Indicadores econômicos apontam para uma tendência de queda nos preços.

O IGP-10 subiu 0,04% em dezembro e encerra o ano com deflação acumulada de 0,76% em 12 meses.
O IGP-10, ou Índice Geral de Preços-10, registrou um leve avanço de 0,04% em dezembro de 2025, com dados divulgados pela Fundação Getulio Vargas (FGV). Essa alta ocorreu após um crescimento de 0,18% em novembro, mas o índice encerrou o ano com uma deflação acumulada de 0,76% ao longo dos 12 meses, uma reversão significativa em relação aos 6,61% de aumento verificados em 2024.

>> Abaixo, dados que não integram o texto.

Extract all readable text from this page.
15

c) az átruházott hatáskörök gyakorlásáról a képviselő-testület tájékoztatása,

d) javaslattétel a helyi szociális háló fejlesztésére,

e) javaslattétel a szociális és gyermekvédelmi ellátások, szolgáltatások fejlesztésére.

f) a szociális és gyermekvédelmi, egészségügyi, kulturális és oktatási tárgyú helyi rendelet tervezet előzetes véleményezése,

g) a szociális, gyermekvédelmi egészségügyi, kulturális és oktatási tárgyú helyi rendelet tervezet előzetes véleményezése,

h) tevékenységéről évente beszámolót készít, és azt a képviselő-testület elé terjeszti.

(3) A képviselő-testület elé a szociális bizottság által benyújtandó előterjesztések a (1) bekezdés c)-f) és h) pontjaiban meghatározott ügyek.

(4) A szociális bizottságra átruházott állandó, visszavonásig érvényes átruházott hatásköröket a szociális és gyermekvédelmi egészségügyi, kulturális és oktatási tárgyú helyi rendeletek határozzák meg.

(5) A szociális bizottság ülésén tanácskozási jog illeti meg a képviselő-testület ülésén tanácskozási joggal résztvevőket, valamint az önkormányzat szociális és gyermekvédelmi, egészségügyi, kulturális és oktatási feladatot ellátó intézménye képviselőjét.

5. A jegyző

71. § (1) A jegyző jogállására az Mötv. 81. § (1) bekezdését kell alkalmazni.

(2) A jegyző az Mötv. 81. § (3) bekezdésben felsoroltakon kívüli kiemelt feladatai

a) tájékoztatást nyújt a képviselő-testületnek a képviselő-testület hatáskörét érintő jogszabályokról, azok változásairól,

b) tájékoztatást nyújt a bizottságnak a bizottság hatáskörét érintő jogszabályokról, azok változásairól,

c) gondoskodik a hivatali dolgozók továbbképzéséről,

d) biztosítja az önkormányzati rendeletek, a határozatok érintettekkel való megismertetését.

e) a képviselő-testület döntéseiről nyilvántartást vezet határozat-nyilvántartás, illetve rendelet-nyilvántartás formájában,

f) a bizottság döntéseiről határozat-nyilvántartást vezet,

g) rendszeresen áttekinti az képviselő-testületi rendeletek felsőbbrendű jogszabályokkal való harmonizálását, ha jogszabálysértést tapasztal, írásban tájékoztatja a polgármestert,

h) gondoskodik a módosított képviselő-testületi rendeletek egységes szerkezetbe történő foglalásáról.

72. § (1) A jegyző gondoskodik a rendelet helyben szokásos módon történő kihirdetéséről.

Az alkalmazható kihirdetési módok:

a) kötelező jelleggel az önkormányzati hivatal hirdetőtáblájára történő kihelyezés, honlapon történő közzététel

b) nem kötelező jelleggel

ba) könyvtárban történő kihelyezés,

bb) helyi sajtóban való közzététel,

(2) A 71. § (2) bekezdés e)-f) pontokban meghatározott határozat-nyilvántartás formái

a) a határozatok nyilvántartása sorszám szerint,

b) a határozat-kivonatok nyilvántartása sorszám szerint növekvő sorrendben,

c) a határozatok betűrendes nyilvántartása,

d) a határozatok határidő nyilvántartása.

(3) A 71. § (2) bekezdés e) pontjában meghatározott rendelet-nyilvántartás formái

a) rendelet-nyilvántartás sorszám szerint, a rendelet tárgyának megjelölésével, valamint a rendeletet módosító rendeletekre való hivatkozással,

O Contexto Econômico Atual
Os resultados do IGP-10 refletem uma série de fatores que influenciaram a economia brasileira neste último ano. A deflação acumulada de 2025 é notável, considerando que em 2023 o índice também havia terminado com uma deflação de 3,56%. O cenário atual é resultado de uma combinação de boas safras agrícolas e a sensibilidade dos preços às commodities internacionais, que impactaram diretamente no custo de alimentos e produtos processados.
Matheus Dias, economista da FGV IBRE, destacou que a indústria de transformação apresentou uma variação de apenas 0,7%, substancialmente inferior aos 5,28% registrados em 2024. Essa mudança pode ser atribuída em parte à desaceleração da demanda por produtos industriais e à estabilidade nos preços das commodities.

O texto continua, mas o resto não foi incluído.